Nie jestem pewien, o czym teraz piszesz. Przyjaźń to nie oczekiwanie i wymaganie, tylko zrozumienie i poświęcenie.
Natomiast to co wymieniłeś jako istotę przyjaźni, dla mnie przynajmniej odnosi się w takim samym stopniu do miłości.

Dnia 23.05.2010 o 22:29, boduczek napisał:

Ojj... przed oczami mam teraz swój stary światopogląd, kiedy to jeszcze wierzyłem w dobrych
ludzi.


Patrz, jak to łatwo w dzisiejszych czasach stracić wiarę. Czasami zło i zwątpienie tak przysłaniają nam wzrok, że nie jesteśmy w stanie dostrzec nic innego.
Pomyślałem teraz o tzw. Dementorach z Harrego Pottera. Takie istoty, które wysysają z istot żywych wszystko co w nich dobre i szczęśliwe. Właśnie w takich sytuacjach, aby je pokonać, należy skupić się na czymś pozytywnym (np. jakimś wspomnieniu), na czymś co sprawi nam radość i przywróci nadzieję. Prawdziwy test wiary.
Wiem że to nie łatwe, ale wiem też że działa. ;-)

Dnia 23.05.2010 o 22:29, boduczek napisał:

Kiedy miałem nadzieje przeżyć to, o czym tak namiętnie potrafimy pisać, kręcić
filmy. Niestety to było chyba tylko takie niewinne marzenie, od którego musiałem uciec.

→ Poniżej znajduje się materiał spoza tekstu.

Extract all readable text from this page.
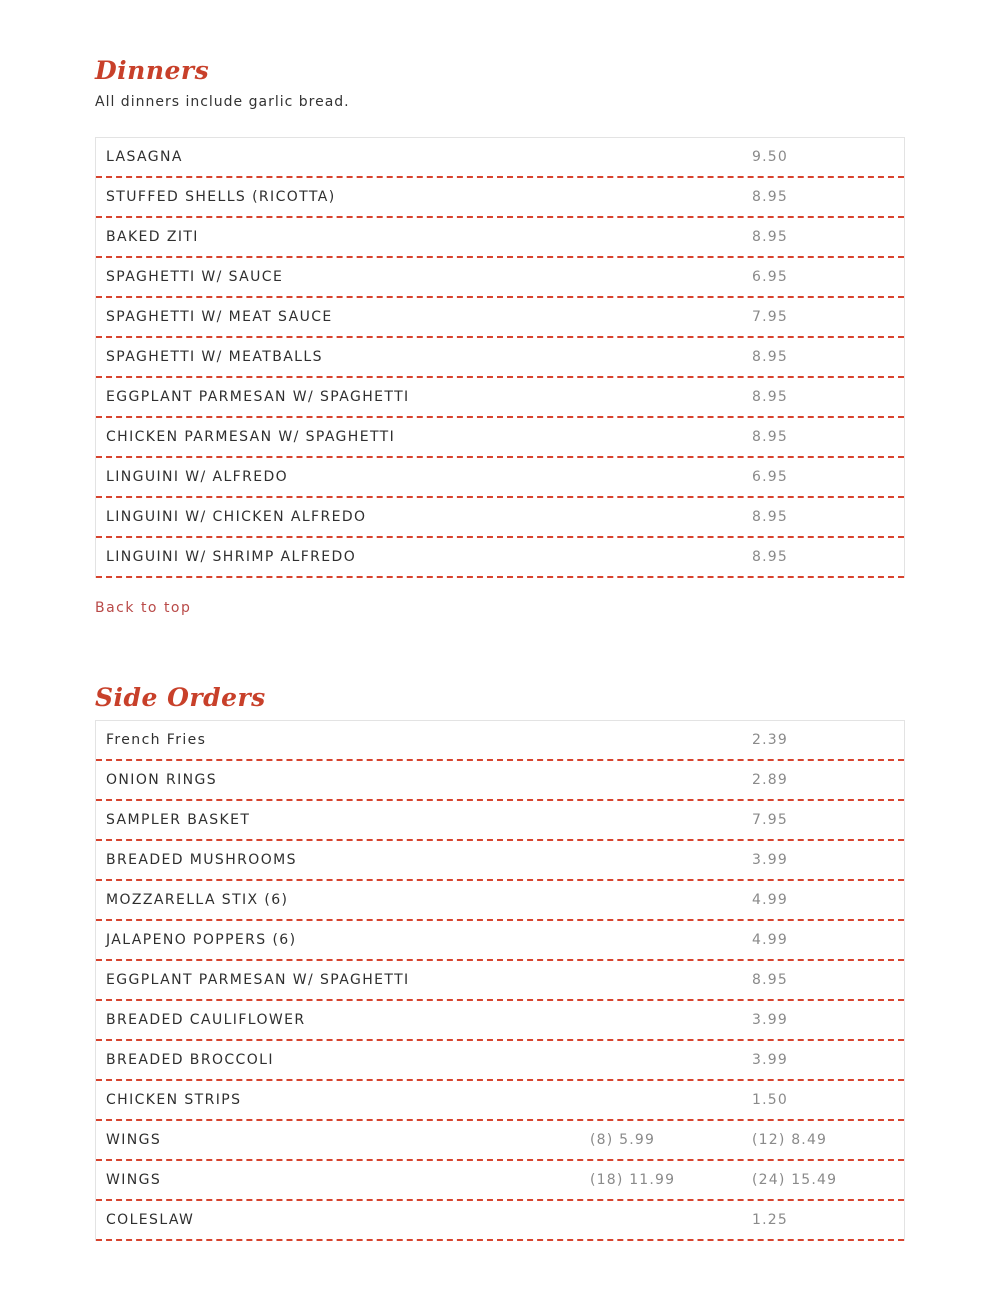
Dinners

All dinners include garlic bread.

LASAGNA	9.50
STUFFED SHELLS (RICOTTA)	8.95
BAKED ZITI	8.95
SPAGHETTI W/ SAUCE	6.95
SPAGHETTI W/ MEAT SAUCE	7.95
SPAGHETTI W/ MEATBALLS	8.95
EGGPLANT PARMESAN W/ SPAGHETTI	8.95
CHICKEN PARMESAN W/ SPAGHETTI	8.95
LINGUINI W/ ALFREDO	6.95
LINGUINI W/ CHICKEN ALFREDO	8.95
LINGUINI W/ SHRIMP ALFREDO	8.95
Back to top
Side Orders
French Fries	2.39
ONION RINGS	2.89
SAMPLER BASKET	7.95
BREADED MUSHROOMS	3.99
MOZZARELLA STIX (6)	4.99
JALAPENO POPPERS (6)	4.99
EGGPLANT PARMESAN W/ SPAGHETTI	8.95
BREADED CAULIFLOWER	3.99
BREADED BROCCOLI	3.99
CHICKEN STRIPS	1.50
WINGS	(8) 5.99	(12) 8.49
WINGS	(18) 11.99	(24) 15.49
COLESLAW	1.25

Uciekać od marzeń ? Dlaczego ktokolwiek miałby robić coś tak głupiego ?
Zresztą jak to musiałeś ? ... Nie wiedzieć dlaczego, ale przyszedł mi do głowy pewien cytat.
Byłem w kinie w Warszawie... wczoraj... nie zaraz, przedwczoraj :-D (wybacz, stary skecz Mana i Materny, nie mogłem się powstrzymać ;-D).
Anyway, idę sobie uliczką między jednym domem handlowym a drugim i nagle na betonie u stóp widzę jakieś gwiazdy, w szeregu, z kilkanaście lub i więcej... a na nich cytaty mniej lub bardziej znanych ludzi tego świata. A co mi tam, sobie poczytam. ;-) Cytat niejakiego Nicolasa Cage''a brzmiał jakoś tak:
Nie rezygnujmy z tego co naprawdę piękne i wartościowe tylko dlatego, że nie jesteśmy tego pewni.

Nie oceniając ww. Pana jako aktora, ten cytat wart jest zastanowienia.

Dnia 23.05.2010 o 22:29, boduczek napisał:

Nie napiszę, że zrozumienie i szczerość nie dadzą Ci szczęścia z naprawdę dobrą i szczerą
kobietą... powiem jedynie, że więcej niż 3/4 woli mieć kogoś na jedną noc, niźli spędzić
z kimś całe życie... Te smutne XXI-wieczne realia... ; )


Co nie oznacza, że i my też musimy stawać się częścią tych "smutnych realiów". Pewien pisarz ujął to tak: "Wtedy zrozumieli, że idealny świat jest podróżą, nie miejscem."
Ja bym dodał: podróżą w poszukiwaniu marzeń, nadziei oraz wiary.

Udostępnij ten post


Link to postu
Udostępnij na innych stronach
Dnia 24.05.2010 o 00:21, Dann napisał:

Stawiam Ci piątkę już teraz... za poglądy. Wzorowy obywatel zjednoczonej Europy. :-)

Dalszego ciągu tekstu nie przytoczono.